Australian offshore regulator orders shutdown of Timor Sea FPSO vessel
12 July 2019
On July 11, Australian offshore safety regulator NOPSEMA issued a prohibition notice to Upstream Production Solutions (UPS) as service provider and Northern Oil & Gas Australia (NOGA) as operator of the Northern Endeavour floating production, storage, and offloading (FPSO) vessel in the Timor Sea to halt all production and cease all operations immediately.
Northern Endeavour - Image: NOGA
NOPSEMA (the National Offshore Petroleum Safety and Environmental Management Authority) said the notice was issued due to what it called an “immediate threat to health and safety” due to structural corrosion at the facility.
A regulatory inspection found that the FPSO was in a degraded state and there were major concerns over the technical integrity of critical structures and equipment on the vessel.
NOPSEMA said it had been notified on July 1 of a dangerous occurrence that described a dropped object of sufficient height and weight to cause a fatality.
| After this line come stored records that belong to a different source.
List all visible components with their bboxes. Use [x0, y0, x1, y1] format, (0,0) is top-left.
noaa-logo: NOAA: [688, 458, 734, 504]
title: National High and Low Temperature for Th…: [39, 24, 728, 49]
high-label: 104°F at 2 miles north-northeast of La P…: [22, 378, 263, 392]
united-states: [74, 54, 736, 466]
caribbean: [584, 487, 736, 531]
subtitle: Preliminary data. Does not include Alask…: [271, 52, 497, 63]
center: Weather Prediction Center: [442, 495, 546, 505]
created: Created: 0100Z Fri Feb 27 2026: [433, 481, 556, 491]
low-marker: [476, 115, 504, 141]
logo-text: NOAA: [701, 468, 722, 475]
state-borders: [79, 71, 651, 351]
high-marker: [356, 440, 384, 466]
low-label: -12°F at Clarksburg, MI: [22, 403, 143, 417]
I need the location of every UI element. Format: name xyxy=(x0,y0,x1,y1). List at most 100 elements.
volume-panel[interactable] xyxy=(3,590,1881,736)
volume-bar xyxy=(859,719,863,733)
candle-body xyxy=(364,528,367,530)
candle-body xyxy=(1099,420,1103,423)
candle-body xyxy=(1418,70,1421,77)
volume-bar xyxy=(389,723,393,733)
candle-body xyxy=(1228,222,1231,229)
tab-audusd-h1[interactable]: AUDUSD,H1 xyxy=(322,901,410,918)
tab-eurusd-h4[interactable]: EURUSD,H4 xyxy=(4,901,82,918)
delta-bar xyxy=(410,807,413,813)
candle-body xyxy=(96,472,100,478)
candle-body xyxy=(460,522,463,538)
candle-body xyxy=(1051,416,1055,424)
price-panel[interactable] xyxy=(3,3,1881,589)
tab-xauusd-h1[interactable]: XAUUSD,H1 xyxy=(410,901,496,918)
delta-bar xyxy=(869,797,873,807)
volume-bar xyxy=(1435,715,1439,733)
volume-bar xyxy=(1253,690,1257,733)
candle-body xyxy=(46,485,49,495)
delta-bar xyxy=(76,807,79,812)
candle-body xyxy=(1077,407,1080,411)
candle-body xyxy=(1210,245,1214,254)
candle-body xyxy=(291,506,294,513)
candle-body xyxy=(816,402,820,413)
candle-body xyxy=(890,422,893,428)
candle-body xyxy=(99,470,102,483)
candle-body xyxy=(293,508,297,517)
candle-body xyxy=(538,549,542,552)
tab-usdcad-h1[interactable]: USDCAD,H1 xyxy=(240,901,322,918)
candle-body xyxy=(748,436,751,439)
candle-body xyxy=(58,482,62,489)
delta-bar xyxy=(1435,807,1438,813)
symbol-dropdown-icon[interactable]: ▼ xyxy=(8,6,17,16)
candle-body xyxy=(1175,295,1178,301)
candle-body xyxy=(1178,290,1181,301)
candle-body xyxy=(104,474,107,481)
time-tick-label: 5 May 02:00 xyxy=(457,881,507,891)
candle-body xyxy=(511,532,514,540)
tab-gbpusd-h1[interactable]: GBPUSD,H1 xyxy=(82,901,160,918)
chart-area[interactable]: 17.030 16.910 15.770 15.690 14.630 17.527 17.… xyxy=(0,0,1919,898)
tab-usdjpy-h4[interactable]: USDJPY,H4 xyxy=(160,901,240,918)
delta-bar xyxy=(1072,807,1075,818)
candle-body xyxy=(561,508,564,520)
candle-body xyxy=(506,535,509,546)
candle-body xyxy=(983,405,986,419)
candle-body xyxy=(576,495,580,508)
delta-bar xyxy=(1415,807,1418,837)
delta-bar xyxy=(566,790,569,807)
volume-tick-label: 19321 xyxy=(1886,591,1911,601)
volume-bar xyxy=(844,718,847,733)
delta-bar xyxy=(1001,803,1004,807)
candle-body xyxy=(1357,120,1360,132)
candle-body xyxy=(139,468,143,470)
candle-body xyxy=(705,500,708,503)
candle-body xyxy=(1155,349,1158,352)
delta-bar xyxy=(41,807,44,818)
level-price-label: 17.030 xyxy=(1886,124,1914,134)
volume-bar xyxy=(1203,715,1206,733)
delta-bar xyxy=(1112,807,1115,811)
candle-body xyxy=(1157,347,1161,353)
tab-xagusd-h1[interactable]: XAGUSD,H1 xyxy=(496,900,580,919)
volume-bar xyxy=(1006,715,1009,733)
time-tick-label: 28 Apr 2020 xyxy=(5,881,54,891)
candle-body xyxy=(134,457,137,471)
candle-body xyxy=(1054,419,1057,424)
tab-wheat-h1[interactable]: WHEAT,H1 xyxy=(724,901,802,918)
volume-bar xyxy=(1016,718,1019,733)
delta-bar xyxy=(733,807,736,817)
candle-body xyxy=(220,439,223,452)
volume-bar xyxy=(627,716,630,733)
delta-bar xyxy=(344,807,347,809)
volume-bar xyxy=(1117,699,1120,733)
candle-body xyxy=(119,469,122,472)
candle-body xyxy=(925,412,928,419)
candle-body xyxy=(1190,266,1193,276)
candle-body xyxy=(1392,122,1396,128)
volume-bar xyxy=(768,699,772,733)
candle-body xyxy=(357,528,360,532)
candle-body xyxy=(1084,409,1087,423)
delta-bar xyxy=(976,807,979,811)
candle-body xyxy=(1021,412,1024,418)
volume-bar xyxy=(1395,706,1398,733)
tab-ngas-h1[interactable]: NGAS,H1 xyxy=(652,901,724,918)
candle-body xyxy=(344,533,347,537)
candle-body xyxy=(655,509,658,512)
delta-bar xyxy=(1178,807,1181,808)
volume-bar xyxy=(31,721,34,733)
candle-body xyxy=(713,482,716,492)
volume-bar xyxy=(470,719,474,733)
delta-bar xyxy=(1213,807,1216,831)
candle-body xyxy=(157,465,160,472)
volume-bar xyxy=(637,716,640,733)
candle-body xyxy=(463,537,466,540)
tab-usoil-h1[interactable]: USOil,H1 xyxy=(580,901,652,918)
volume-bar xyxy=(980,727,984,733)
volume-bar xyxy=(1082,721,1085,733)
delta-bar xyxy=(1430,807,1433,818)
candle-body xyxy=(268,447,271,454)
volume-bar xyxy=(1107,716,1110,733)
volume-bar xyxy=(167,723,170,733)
Upon inspection NOPSEMA identified structural defects due to corrosion at the facility that could lead to a structural failure under design load conditions. Such failure had the potential to cause an oil spill or gas leak with subsequent ignition leading to a major injury or multiple fatalities.
Northern Endeavour is permanently moored in 400 metres of water between the Laminaria and Corallina oil fields in the western Timor Sea about 550 km northwest of Darwin. The vessel is of double hull design and was originally installed by a Woodside Petroleum Ltd.-operated group following discovery of the fields in the mid-1990s. Oil production began in 1999.
The FPSO has the capacity to hold 1.4 million barrels of oil and at peak production it processed 170,000 b/d.
Current operator NOGA, a subsidiary of Perth-based Timor Sea Oil & Gas Australia, bought 100% of the licenses and the FPSO from Woodside in April 2016. Recent production rate has been less than 5,000 b/d.
NOGA and UPS have been given 48 hours to shut down the facility. The companies have said they will work with NOPSEMA to understand the regulator’s concerns and take appropriate action to resolve those issues.
This is not the first NOPSEMA notice to be issued to NOGA over safety and environmental concerns at its production vessel.
Three months ago the authority issued an improvement notice to the company for failure to meet its environmental plan obligations.
Last April the NOPSEMA inspectors said they had "reasonable grounds" to believe there was a "significant threat to the environment" because NOGA had allowed emergency spill contracts to expire and did not have the capacity to coordinate and manage an oil spill in its initial stages or combat and monitor a spill as described in its environmental plan.
Earlier in mid-2016, shortly after NOGA acquired the Laminaria and Corallina oil fields, the company was issued with a notice for having an inadequate capability and capacity to respond to an oil spill.